L’univers pétrolier de Taylor Sheridan continue de s’étoffer : Michael Kelly (Lioness, The Penguin) rejoint le casting de Landman pour sa saison 3, avec un rôle taillé pour incarner exactement le genre de personnage qu’on adore détester dans ce type de série. Il campera William Crockett, à la tête de la plus grande compagnie de gestion pétrolière au monde, bref, un titan de l’industrie dont chaque geste respire l’efficacité froide et l’argent qui coule à flots. On sent déjà venir le personnage qui va faire passer Tommy Norris pour un enfant de chœur.
West Texas, terre de fortune et de brutalité
Pour ceux qui découvrent la série, Landman raconte le monde des boomtowns du Texas de l’Ouest, cette ruée moderne vers l’or noir qui redessine littéralement le climat, l’économie et la géopolitique mondiale au passage, rien que ça. Inspirée du podcast en 11 épisodes « Boomtown », la série adopte une structure « upstairs/downstairs » qui oppose les ouvriers du pétrole (les roughnecks) aux milliardaires du pétrole sauvage, une dynamique de classe qui a fait ses preuves dans l’écurie Sheridan et qui continue visiblement de fonctionner.
La saison 2 avait déjà posé les bases de l’explosion à venir
Avant de spéculer sur ce que Michael Kelly apporte à la saison 3, petit retour sur la saison 2 : alors que le pétrole jaillit de terre, les secrets refont eux aussi surface, et le point de rupture de Tommy Norris (Billy Bob Thornton) semble plus proche que jamais. Entre la pression grandissante de M-Tex Oil, la présence de Cami Miller (Demi Moore) et l’ombre pesante de sa propre famille, la survie dans le West Texas version Landman n’a jamais eu grand-chose de noble, c’est brutal, point final. Et forcément, quelque chose finit toujours par céder.

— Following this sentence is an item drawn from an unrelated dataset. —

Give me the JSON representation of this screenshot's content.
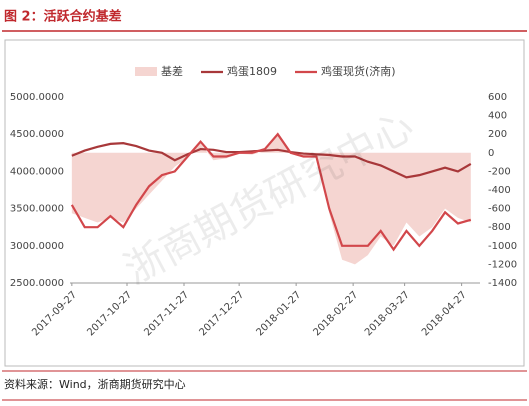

Saison 3 : encore beaucoup de zones d’ombre
Côté intrigue pour la saison 3, motus et bouche cousue pour l’instant, aucun détail n’a filtré sur ce que Michael Kelly va réellement apporter à la dynamique du récit, ni sur la direction que prendra l’histoire après les événements de la saison 2. On imagine sans trop de risque que son personnage de magnat pétrolier viendra jouer les rivaux ou les manipulateurs de l’ombre, mais pour l’instant, tout ça reste de la pure spéculation.
Un casting déjà solidement installé
Autour de Billy Bob Thornton, le casting principal reste inchangé avec Demi Moore, Andy Garcia, Ali Larter et Sam Elliott, complété par Jacob Lofland, Michelle Randolph, Paulina Chávez, Kayla Wallace, Mark Collie, James Jordan et Colm Feore. Une distribution qui n’a clairement pas besoin de Michael Kelly pour tenir la route, mais qui gagne indéniablement en profondeur avec l’arrivée d’un acteur habitué aux rôles de pouvoir ambigus, son passage remarqué dans The Penguin n’étant clairement pas un hasard dans ce choix de casting.
Une production toujours chapeautée par Taylor Sheridan
La série reste produite exécutivement par Taylor Sheridan himself, aux côtés de David C. Glasser, David Hutkin, Ron Burkle, Bob Yari, Christian Wallace, Billy Bob Thornton, Geyer Kosinski, Michael Friedman et Stephen Kay, avec Dan Friedkin et Jason Hoch pour Imperative Entertainment, ainsi que J.K. Nickell et Megan Creydt pour Texas Monthly. Une brochette de producteurs qui confirme, s’il en était besoin, que Paramount+ mise très fort sur cette franchise pétrolière.